Someone so helped knows in his bones the limits of received medical truth. He will never again listen uncritically to solemn pronouncements about what works and what doesn’t. And, inevitably, he will share the good news with others who are suffering in similar ways. One of my patients says he just can’t help himself. “It really troubles me,” he told me not long ago, “to see people suffering the way I did from arthritis, crippled up and popping non-steroidals or puffed up from Prednisone. And listen, most of the time I don’t have to say a thing to get them interested in alternative medicine. They just take one look at me and say, `What have you done? You look fifteen years younger,’ and then I have to tell them.”

If the person who is helped is a health professional, the process is both more complex and far reaching. It probably requires more energy, pain and frustration to prompt those of us who are health professionals to turn from conventional biomedicine and its theories to other healing practices, to allow ourselves to mistrust received medical authority. We risk a loss of certainty about our own profession and the ridicule of our colleagues. But once we’ve stepped outside the bounds of conventional medicine and found help, there is no going back, for ourselves, or our patients.

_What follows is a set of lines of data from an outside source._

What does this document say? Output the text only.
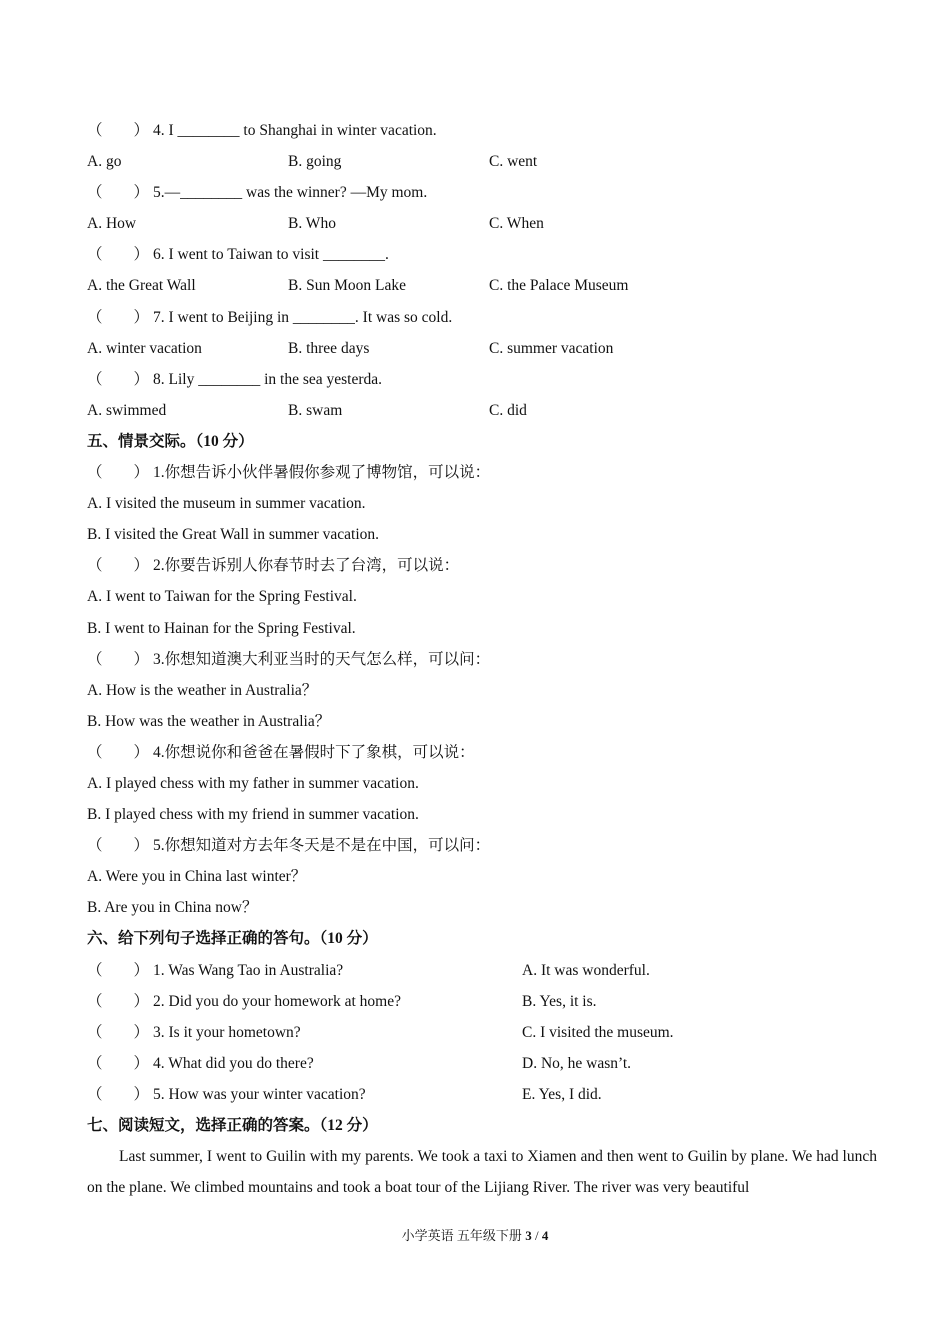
（　　） 4. I ________ to Shanghai in winter vacation.
A. go	B. going	C. went
（　　） 5.—________ was the winner? —My mom.
A. How	B. Who	C. When
（　　） 6. I went to Taiwan to visit ________.
A. the Great Wall	B. Sun Moon Lake	C. the Palace Museum
（　　） 7. I went to Beijing in ________. It was so cold.
A. winter vacation	B. three days	C. summer vacation
（　　） 8. Lily ________ in the sea yesterda.
A. swimmed	B. swam	C. did
五、情景交际。（10 分）
（　　） 1.你想告诉小伙伴暑假你参观了博物馆，可以说：
A. I visited the museum in summer vacation.
B. I visited the Great Wall in summer vacation.
（　　） 2.你要告诉别人你春节时去了台湾，可以说：
A. I went to Taiwan for the Spring Festival.
B. I went to Hainan for the Spring Festival.
（　　） 3.你想知道澳大利亚当时的天气怎么样，可以问：
A. How is the weather in Australia？
B. How was the weather in Australia？
（　　） 4.你想说你和爸爸在暑假时下了象棋，可以说：
A. I played chess with my father in summer vacation.
B. I played chess with my friend in summer vacation.
（　　） 5.你想知道对方去年冬天是不是在中国，可以问：
A. Were you in China last winter？
B. Are you in China now？
六、给下列句子选择正确的答句。（10 分）
（　　） 1. Was Wang Tao in Australia?	A. It was wonderful.
（　　） 2. Did you do your homework at home?	B. Yes, it is.
（　　） 3. Is it your hometown?	C. I visited the museum.
（　　） 4. What did you do there?	D. No, he wasn’t.
（　　） 5. How was your winter vacation?	E. Yes, I did.
七、阅读短文，选择正确的答案。（12 分）
Last summer, I went to Guilin with my parents. We took a taxi to Xiamen and then went to Guilin by plane. We had lunch on the plane. We climbed mountains and took a boat tour of the Lijiang River. The river was very beautiful
小学英语 五年级下册 3 / 4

This happened to me twenty-two years ago when a combination of fasting and osteopathic manipulation cured a back problem which was forcing me toward surgery. On the most superficial level, I could no longer insist that everyone with back pain immediately see the orthopedist, or share my colleagues’ scorn for chiropractors (at the time M.D.s who referred patients to chiropractors were deemed unethical by the AMA) who, like osteopaths, manipulated the back. I couldn’t continue to reflexively scoff at the dietary therapies that people said helped them, or for that matter any therapy that someone — practitioner or patient — found of value. Indeed, I reminded myself, I would have to listen far more closely and respectfully to everything that all of my patients said and all the avenues for help they wanted to explore.

The same process is now being repeated on a vast scale. Thousands of health professionals and millions of others are experiencing the beneficial effects of a new more democratic and collegial approach to health care, of mind-body approaches and alternative therapies that work. They are telling others in person, in print, on television, and over the Internet that they feel better. They are sharing what they know with those who come to them for help and this sharing is changing how we as a society define medicine and what we expect from it. The many voices of personal experience have an authority which is compelling all of us to question all received medical truths and to search for and demand new techniques and new models of care.